Cyber Threat Intelligence Storing and Sharing

The IRIS project aims to assist European CERTs/CSIRTs minimise the impact of cybersecurity and privacy risks, as well as threats introduced by cyber-physical vulnerabilities in IoT platforms and by adversarial attacks on AI provisions and their learning/decision-making algorithms. To this end, IRIS aims to integrate and demonstrate a platform addressed mainly to CERTs/CSIRTs for assessing, detecting, responding to, and sharing information regarding threats and vulnerabilities of IoT and AI-driven ICT systems.  The IRIS platform will be demonstrated and validated in three realistic environments with the engagement of three smart cities (Helsinki, Tallinn, and Barcelona), along with the involvement of national CERTs/CSIRTs and cybersecurity authorities.

Within the IRIS platform, particular emphasis is given to the Cyber Threat Intelligence (CTI) module which enables (through its submodules) the collection, storage, correlation, and sharing of information about threats and vulnerabilities from both internal and external sources. Internal sources comprise honeypot instances, firewalls, SIEM, IDSs etc.; these are selected from the IoT and AI-based infrastructures and are configured in order to ensure optimal results in terms of the quality of information. This kind of information can be used to extract knowledge regarding attackers and any other abnormal behaviour. External sources include among others vulnerability databases, CERT feeds, databases with Proof-of-Concept (PoC) exploits, social media platforms, as well as various sources from both Surface and Dark Web. The CTI module provides a convenient and effective functionality which enables the gathering of cybersecurity information from internal and external sources concerning IoT and AI-driven ICT systems.

After completing the collection process, CTI is extracted using rule-based and machine learning-based analysis techniques. For example, machine learning techniques, such as pattern identification and analysis and anomaly detection, can extract valuable CTI from the collected data. Data collected from external sources follow a semi-structured or unstructured format and therefore regular expressions and heuristic approaches can be used to transform the data into an appropriate structured format that would allow for their analysis. On the other hand, information collected from internal sources already follows a structured format.

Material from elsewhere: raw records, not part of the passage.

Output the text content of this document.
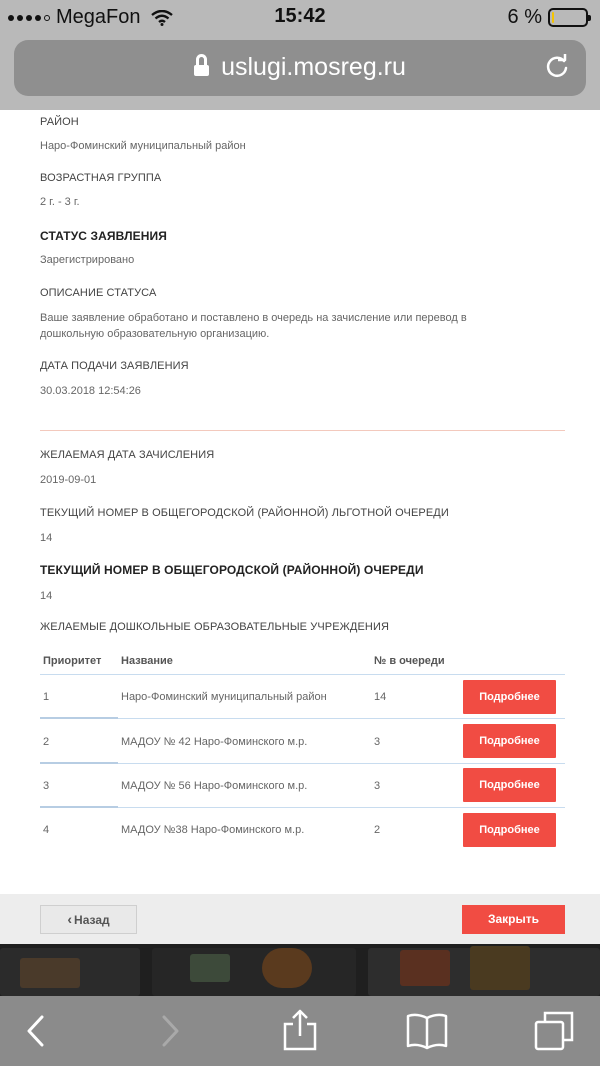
MegaFon	15:42	6 %
uslugi.mosreg.ru
РАЙОН
Наро-Фоминский муниципальный район
ВОЗРАСТНАЯ ГРУППА
2 г. - 3 г.
СТАТУС ЗАЯВЛЕНИЯ
Зарегистрировано
ОПИСАНИЕ СТАТУСА
Ваше заявление обработано и поставлено в очередь на зачисление или перевод в
дошкольную образовательную организацию.
ДАТА ПОДАЧИ ЗАЯВЛЕНИЯ
30.03.2018 12:54:26
ЖЕЛАЕМАЯ ДАТА ЗАЧИСЛЕНИЯ
2019-09-01
ТЕКУЩИЙ НОМЕР В ОБЩЕГОРОДСКОЙ (РАЙОННОЙ) ЛЬГОТНОЙ ОЧЕРЕДИ
14
ТЕКУЩИЙ НОМЕР В ОБЩЕГОРОДСКОЙ (РАЙОННОЙ) ОЧЕРЕДИ
14
ЖЕЛАЕМЫЕ ДОШКОЛЬНЫЕ ОБРАЗОВАТЕЛЬНЫЕ УЧРЕЖДЕНИЯ
Приоритет Название	№ в очереди
1	Наро-Фоминский муниципальный район	14	Подробнее
2	МАДОУ № 42 Наро-Фоминского м.р.	3	Подробнее
3	МАДОУ № 56 Наро-Фоминского м.р.	3	Подробнее
4	МАДОУ №38 Наро-Фоминского м.р.	2	Подробнее
‹ Назад	Закрыть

Following the identification of sources, the information gathering, and the CTI extraction processes from internal and external sources, one more critical step is the CTI enrichment based on correlation techniques; in this case, rule-based and machine learning-based correlations are used.

Overall, the main functionalities of the CTI module are:

  • Automatic collection of information concerning cybersecurity threats and vulnerabilities from internal sources;
  • Automatic collection of information concerning cybersecurity threats and vulnerabilities from external sources such as US-CERT, EU-CERT, etc.;
  • Effortless incorporation of new sources of interest;
  • Automatic extraction of CTI; and
  • Implementation of simple and advanced correlation techniques in order to enrich the extracted CTI.

The enriched CTI is stored in the Cyber Threat Intelligence Sharing component which is based on the MISP platform and corresponds to a platform for storing and disseminating CTI in a secure and efficient manner, both manually and automatically.

The procedure of sharing is critical as it enables different interested parties (CERTs, CIRTs etc.) to be informed in a timely manner about the cyberattack landscape. Various tools or platforms exist that facilitate the sharing of CTI information, such as OpenCTI[1], MISP[2], and GOSINT[3]. The MISP platform has gained popularity among cybersecurity professionals, CERTs, CSIRTs, and the MeliCERTes ecosystem as MISP is part of it. This is useful as it can depict semantic information of various data generated over time. Information visualisations and keyword-based search capabilities are also essential characteristics of the MISP platform.

In particular, the CTI sharing component provides a user-friendly dashboard that the user can use to interact with the stored CTI and perform various actions, such as writing or modifying data. Furthermore, it leverages the MISP API to allow sharing and further processing of the stored data by components developed in various programming languages (including Java and Python).

Overall, the main functionalities of the CTI sharing component are:

  • Correlation and enrichment of the collected CTI;
  • Classification of gathered CTI according to the needs of the end-users;
  • Storing and sharing of CTI; and
  • Provision of a user-friendly environment of trust for sharing CTI.

Figure 1: Cyber Threat Intelligence Sharing MISP UI

To contextualise the collected information, instead of simply storing them in MISP, the appropriate MISP data objects are used and upgraded when needed.

In summary, the CTI module developed within the context of IRIS provides different functionalities consisting of the following distinct phases: (1) collection of information from internal and external sources,  (2) CTI extraction from the collected data using both rule-based and machine learning-based analysis techniques, (3) enrichment of the data using correlation techniques, and (4) sharing of CTI information  to the interested parties using a user-friendly dashboard in order to inform them in an effective, efficient, and timely manner about the cyber threats landscape.